Da auch sonst im Verfahren keine Anhaltspunkte hervorgekommen sind, die gegen die Zulässigkeit des vorliegenden Antrages sprechen, ist das Verordnungsprüfungsverfahren zulässig.

2. In der Sache:

2.1 Dem bereits erwähnten Beschluss des Verfassungsgerichtshofes B1417/03 lag die Vergabe eines Bauauftrages im Wege eines offenen Verfahrens zugrunde, dessen Gesamtauftragswert im Oberschwellenbereich lag, wogegen der geschätzte Auftragswert des Loses (Gewerk) für das sich der Nachprüfungsantragsteller des Anlassverfahrens beteiligte, im Unterschwellenbereich lag. Da sich aus dem in § 177 Bundesvergabegesetz 2002 sowie dessen Anhang X grundgelegten Pauschalgebührensystem für Anträge im Vergabekontrollverfahren ergab, dass in solchen Fällen der Nachprüfungsantragsteller die gleiche Gebühr, wie für ein Verfahren im Oberschwellenbereich, zu entrichten hat, hatte der Gerichtshof folgende Bedenken gegen die dort präjudiziellen Bestimmungen:

"Der Gerichtshof hat zwar in ständiger Rechtsprechung betont, dass es der Gleichheitssatz dem Gesetzgeber nicht verbiete, bei der Normsetzung von einer auf den Regelfall abstellenden Durchschnittsbetrachtung auszugehen und zu typisieren (zB. VfSlg. 10.455/1985, 13.659/1993, 16.048/2000) sowie auch pauschalierende Regelungen zu treffen (VfSlg. 9624/1983). Der Gerichtshof hat allerdings auch die Grenzen dieser Maßnahmen aufgezeigt und festgehalten, dass pauschalierende Regelungen, auch wenn sie im Interesse der Verwaltungsökonomie getroffen werden, nicht den Erfahrungen des täglichen Lebens widersprechen dürfen (zB. VfSlg. 4930/1965, 5022/1965, 9608/1983, 13.726/1994); die gewählten Maßstäbe müssten den wirtschaftlichen Erfahrungen entsprechen (VfSlg. 4409/1963, 5160/1965, zuletzt VfSlg. 16.048/2000). Diesen Anforderungen scheinen die in Prüfung zu ziehenden Bestimmungen nach vorläufiger Auffassung des Verfassungsgerichtshofes nicht zu entsprechen.

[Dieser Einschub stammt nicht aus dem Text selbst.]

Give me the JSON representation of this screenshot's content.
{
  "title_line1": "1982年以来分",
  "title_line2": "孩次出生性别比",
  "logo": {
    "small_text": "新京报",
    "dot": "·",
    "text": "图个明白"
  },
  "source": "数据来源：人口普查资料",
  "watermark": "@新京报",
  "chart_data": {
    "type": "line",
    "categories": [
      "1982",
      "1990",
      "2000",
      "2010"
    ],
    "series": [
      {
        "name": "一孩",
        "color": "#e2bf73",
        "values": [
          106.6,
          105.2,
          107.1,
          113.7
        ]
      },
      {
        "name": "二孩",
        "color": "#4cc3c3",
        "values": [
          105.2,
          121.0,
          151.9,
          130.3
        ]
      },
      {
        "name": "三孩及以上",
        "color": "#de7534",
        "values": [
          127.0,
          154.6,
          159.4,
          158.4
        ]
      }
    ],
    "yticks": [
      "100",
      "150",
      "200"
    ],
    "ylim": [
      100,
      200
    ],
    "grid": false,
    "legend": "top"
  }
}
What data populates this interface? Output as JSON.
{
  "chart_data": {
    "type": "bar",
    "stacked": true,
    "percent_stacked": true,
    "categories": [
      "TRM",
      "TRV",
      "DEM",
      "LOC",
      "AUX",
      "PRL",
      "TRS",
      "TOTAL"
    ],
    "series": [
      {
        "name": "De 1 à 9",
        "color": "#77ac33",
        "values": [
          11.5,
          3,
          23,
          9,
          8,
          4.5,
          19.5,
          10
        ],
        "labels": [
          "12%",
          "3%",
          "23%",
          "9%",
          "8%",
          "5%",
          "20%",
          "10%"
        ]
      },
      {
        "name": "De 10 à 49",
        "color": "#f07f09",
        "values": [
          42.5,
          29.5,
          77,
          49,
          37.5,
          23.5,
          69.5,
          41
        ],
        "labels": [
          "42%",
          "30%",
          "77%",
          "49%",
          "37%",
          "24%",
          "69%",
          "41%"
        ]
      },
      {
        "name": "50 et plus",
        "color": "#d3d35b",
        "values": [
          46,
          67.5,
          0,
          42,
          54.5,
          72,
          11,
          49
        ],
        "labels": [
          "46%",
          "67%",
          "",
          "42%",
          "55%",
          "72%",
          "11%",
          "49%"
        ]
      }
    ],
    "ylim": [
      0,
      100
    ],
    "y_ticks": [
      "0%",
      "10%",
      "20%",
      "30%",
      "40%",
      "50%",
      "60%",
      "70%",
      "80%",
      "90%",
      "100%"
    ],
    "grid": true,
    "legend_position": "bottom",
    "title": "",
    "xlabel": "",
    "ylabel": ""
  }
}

Wird ein Auftrag in Losen (Gewerken) vergeben und beteiligen sich Bieter nur an einzelnen Losen, so kann der geschätzte Auftragswert des einzelnen Loses im Unterschwellenbereich liegen und innerhalb dieses ganz geringfügig sein. Dennoch dürfte die selbe Gebühr, wie für ein Verfahren im Oberschwellenbereich mit einem ganz bedeutenden Auftragswert, zu entrichten sein.

Der Anlassfall scheint die Konsequenzen einer solchen Regelung deutlich aufzuzeigen: Der geschätzte Auftragswert des Loses, für das die beschwerdeführende Partei angeboten hat, betrug € 108.480,--, die Nettoanbotssumme lag bei € 61.808,50. Für den Antrag auf Nachprüfung und Erlassung einer einstweiligen Verfügung waren € 10.000,-- zu entrichten, was 16 % der tatsächlichen Nettoauftragssumme entspricht.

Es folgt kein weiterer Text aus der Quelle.